The whole construct is reminiscent of when Daniel went hitchhiking last season, asking the driver before he left if it was all a dream. He seems to know he’s dreaming now, on one level or another, but the action within Daniel’s unconscious inaction is impressive. He’s making decisions, generating thought, and progressing to the person we meet when he wakes up (of course he has to wake up) — an angry man, but not one we’ve ever met before.
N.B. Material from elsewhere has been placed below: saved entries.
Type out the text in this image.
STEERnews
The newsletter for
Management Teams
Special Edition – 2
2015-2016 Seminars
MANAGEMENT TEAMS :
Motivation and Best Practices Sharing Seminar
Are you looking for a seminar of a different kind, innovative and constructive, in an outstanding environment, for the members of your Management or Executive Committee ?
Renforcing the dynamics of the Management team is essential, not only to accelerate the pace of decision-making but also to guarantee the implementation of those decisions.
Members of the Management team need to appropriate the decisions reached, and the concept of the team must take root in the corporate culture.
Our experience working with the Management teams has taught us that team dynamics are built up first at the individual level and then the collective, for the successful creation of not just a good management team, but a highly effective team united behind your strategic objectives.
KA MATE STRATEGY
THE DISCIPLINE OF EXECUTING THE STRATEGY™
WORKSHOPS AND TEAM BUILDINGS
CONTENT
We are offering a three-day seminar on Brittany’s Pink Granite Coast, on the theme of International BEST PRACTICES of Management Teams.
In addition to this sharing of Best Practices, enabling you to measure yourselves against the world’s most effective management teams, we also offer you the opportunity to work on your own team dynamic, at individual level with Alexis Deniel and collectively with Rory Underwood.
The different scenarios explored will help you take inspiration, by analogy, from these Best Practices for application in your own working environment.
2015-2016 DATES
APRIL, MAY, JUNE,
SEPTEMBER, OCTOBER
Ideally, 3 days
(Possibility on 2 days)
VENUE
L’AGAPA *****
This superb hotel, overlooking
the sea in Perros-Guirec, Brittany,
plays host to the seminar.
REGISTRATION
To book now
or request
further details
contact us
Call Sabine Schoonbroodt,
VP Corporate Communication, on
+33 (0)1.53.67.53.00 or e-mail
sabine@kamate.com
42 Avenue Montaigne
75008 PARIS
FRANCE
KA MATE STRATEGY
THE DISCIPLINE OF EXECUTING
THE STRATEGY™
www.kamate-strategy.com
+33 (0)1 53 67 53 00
Like the rest of his outstanding character, Daniel’s anger carries many different shades. He’s not lashing out. He’s not becoming the monster he was labeled. This isn’t a cliche-ridden story with an all-too-evident A to B endgame. Though there is a scene where Daniel stands up for himself, and not to the people you’d at first suspect. Another depicts an understanding of a man’s character beyond that of anyone who acts purely on emotions. If any one word can wrap up Daniel’s character, it’s thoughtful. His mental state has always been at the forefront of “Rectify,” and it’s not forsaken now.

If anything, it’s even more present. Rather than feel distanced from Daniel’s often obscure actions, we’re starting to see the results of his many, many thoughts. Season 1 saw him slowly lay down in a field of grass, gently pull apart a pillow and generally wander from spot to spot, trying to establish a foundation in a world he’d written off long ago. Now, he’s here. He’s invested. All those blows may have been what it took for Daniel to get to this point, much like the rape he described and reenacted with Teddy defined his identity in prison. (Teddy, meanwhile, continues to be the most captivating tertiary character, with his status as reluctant family member or outright villain still in question.) 

“Rectify” has a 10 episode order in front of it for Season 2. That’s four more than Season 1, and the first three episodes show it. They feel like the first third of an arc, but without losing any of the show’s meditative quality and, more importantly, without any scene coming across as extraneous. McKinnon crafted something truly original a year ago, and he appears to have done it again a year later. His characters are defined, but never predictable. His story deliberately paced, but never slow. In Season 1, he examined the construct of time through a character who had the idea taken away from him. Now, he appears to have mastered it.